House price growth is expected to slow in the coming year, despite recent increases, as a combination of economic factors and a record number of homes on the market put downward pressure on prices.
Edward Allenby of Oxford Economics forecasts a softening of house price growth over the next twelve months. this anticipated slowdown is attributed to several converging economic pressures, including a projected deceleration in household income growth. Factors contributing to this include the impact of higher inflation, the implementation of tighter fiscal policies, the freezing of tax thresholds, and the potential for increased taxation.
In the first quarter of 2025, year-on-year house price growth stood at 5.5 per cent. However, this figure may not fully reflect the underlying market dynamics that are poised to influence future price movements.
Adding to the downward pressure on prices is a important oversupply of homes available for sale. Zoopla reported this week that approximately 553,000 properties are currently on the market, marking a record high.Richard Donnell from zoopla highlighted that this elevated supply is actively hindering price growth, with 12 per cent more properties listed compared to the same period last year. “This supports a ‘buyers’ market’ were there’s plenty of choice and offers can be competitive,limiting house price increases,” Donnell stated.

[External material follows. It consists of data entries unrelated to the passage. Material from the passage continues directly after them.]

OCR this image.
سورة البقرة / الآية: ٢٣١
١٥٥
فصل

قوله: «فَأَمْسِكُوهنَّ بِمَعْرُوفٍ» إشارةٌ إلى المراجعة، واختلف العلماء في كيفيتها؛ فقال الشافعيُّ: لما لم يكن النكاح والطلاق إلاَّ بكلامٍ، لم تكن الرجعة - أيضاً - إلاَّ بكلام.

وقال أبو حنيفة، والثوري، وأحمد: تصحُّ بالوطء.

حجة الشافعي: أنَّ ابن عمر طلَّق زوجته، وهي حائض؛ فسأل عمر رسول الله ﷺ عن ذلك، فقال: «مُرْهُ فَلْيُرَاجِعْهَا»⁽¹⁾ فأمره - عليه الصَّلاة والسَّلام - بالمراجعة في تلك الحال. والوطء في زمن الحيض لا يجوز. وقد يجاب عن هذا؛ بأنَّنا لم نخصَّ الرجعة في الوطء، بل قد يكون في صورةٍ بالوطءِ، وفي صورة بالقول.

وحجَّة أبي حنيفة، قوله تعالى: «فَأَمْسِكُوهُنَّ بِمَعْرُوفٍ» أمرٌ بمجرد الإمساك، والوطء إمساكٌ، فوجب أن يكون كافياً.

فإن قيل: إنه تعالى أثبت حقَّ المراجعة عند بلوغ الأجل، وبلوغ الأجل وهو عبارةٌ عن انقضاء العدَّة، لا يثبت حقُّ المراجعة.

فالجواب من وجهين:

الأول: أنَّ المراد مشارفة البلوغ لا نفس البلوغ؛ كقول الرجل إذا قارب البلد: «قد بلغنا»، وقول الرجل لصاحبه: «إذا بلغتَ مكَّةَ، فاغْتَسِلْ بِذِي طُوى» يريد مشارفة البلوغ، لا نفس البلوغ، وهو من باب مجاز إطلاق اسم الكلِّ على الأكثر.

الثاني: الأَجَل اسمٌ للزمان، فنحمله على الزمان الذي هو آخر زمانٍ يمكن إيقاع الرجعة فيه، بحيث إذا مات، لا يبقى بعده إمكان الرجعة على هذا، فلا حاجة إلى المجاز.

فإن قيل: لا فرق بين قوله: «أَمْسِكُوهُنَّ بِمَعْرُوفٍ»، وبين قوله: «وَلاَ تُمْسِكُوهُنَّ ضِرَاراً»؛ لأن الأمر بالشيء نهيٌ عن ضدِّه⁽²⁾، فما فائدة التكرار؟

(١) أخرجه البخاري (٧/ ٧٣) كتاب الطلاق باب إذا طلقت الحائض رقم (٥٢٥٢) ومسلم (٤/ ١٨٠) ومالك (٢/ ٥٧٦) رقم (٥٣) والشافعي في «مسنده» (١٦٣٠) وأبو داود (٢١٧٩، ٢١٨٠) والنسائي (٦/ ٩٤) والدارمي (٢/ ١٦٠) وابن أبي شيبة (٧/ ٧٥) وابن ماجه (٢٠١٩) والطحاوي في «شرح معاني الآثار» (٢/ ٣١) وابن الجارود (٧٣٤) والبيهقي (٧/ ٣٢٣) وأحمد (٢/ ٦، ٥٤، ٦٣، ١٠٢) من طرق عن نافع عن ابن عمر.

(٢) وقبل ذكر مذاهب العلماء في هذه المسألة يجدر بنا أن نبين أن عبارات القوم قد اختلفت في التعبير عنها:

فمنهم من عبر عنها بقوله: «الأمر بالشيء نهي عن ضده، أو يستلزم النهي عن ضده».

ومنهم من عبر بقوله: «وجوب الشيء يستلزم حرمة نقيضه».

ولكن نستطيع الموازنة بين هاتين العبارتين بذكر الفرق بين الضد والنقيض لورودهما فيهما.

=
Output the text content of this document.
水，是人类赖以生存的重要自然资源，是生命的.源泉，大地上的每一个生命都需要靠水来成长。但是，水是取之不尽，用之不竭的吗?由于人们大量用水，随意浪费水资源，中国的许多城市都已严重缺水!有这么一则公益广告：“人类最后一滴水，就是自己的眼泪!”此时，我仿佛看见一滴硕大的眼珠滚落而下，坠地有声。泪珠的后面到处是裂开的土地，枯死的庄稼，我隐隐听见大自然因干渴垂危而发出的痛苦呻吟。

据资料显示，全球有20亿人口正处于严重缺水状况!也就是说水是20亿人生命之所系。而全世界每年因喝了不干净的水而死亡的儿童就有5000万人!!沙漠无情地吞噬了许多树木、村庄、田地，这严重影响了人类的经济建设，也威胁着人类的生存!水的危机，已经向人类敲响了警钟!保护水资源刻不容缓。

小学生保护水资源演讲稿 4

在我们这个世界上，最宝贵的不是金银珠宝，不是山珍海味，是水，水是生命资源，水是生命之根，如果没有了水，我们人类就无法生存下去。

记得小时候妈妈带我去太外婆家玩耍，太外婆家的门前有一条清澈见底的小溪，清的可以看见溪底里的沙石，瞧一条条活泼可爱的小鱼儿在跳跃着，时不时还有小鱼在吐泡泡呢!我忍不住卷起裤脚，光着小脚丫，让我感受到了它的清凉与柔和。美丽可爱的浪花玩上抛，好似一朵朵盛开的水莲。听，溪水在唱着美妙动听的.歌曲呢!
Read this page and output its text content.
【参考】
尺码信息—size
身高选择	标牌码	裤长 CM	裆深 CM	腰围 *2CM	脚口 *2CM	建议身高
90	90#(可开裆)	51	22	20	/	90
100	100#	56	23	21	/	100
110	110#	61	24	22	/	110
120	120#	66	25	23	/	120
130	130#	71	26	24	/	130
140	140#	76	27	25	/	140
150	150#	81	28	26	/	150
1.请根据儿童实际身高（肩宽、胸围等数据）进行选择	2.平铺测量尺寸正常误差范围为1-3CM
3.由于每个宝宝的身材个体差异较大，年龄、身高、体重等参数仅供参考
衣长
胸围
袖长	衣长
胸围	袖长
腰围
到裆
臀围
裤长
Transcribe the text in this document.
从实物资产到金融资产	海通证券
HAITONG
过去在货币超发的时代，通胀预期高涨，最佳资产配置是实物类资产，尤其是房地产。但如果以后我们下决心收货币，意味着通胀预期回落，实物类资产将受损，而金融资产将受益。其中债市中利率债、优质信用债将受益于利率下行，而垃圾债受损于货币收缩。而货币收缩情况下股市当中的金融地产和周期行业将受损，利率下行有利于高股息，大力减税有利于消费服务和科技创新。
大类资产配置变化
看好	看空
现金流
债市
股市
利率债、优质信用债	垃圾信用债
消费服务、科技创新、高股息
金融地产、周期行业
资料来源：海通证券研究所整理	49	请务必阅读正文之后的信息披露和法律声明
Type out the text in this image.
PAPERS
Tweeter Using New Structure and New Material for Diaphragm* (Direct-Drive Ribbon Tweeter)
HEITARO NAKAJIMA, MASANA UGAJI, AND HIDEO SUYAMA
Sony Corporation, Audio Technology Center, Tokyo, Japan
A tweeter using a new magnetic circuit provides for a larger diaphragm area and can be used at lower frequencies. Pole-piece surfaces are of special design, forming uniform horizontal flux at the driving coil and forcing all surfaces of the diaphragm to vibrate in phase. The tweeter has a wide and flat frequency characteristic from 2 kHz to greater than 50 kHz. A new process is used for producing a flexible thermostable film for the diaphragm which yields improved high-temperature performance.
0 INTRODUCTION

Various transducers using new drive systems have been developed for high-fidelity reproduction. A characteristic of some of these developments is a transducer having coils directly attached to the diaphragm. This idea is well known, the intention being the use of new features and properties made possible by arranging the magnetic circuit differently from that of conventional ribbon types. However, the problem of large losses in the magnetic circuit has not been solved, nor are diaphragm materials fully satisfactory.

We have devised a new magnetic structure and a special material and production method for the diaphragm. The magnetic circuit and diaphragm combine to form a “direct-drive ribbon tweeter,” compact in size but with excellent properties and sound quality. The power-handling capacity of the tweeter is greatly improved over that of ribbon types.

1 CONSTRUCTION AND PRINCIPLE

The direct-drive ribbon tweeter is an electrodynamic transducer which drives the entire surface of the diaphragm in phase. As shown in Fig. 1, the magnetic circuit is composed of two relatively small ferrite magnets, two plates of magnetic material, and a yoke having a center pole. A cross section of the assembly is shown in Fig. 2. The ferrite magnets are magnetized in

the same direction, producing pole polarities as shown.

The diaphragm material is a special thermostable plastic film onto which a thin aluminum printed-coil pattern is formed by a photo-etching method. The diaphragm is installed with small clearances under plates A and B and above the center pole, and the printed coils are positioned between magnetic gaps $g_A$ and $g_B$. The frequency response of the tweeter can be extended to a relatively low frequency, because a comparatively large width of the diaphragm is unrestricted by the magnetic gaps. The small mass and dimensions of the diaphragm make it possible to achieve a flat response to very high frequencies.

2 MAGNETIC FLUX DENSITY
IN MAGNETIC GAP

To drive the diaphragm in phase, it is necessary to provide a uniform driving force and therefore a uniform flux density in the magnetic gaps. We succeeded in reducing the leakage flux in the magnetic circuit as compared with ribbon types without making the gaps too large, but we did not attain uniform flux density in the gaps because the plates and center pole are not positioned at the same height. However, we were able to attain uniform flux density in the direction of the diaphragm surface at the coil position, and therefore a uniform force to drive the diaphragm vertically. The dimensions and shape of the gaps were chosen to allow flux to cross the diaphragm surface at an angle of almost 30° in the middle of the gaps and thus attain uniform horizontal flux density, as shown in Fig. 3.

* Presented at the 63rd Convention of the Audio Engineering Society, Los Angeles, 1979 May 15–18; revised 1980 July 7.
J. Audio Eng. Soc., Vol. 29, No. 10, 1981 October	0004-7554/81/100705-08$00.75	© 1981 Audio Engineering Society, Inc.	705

Remortgaging Opportunities Emerge
for homeowners whose mortgage terms are nearing their end, the current market presents a favourable opportunity to explore new deals. Significant reductions in mortgage rates for those looking to switch lenders have been observed. According to Gettins, the disparity between rates offered to first-time buyers and those remortgaging has narrowed considerably in the past six to twelve months. Banks are demonstrating increased competitiveness for both remortgaging customers and those moving home,a positive advancement for individuals whose current deals are maturing.
Analysis conducted by L&C reveals that the lowest available two-year fixed remortgage rate has fallen to 3.79 per cent, a decrease of 0.17 percentage points as the beginning of May.This rate is now closely aligned with rates for new buyers, with the lowest two-year fixed mortgage rate for buyers at 3.76 per cent, representing a 0.22 percentage point drop from the equivalent rate in May.
Industry experts suggest that the high volume of remortgaging activity is driven not only by the availability of more attractive rates but also by a confluence of borrowers coming off their two and five-year fixed-rate mortgages concurrently. Chris Sykes of mortgage broker MSP Financial Solutions explained, “There have been a series of events that have led to a big remortgage year.” He elaborated, “You probably fixed at five years in covid before rates rose, and then those getting mortgages two years ago when rates went really high after the Truss budget would have fixed for two years hoping rates would come down.”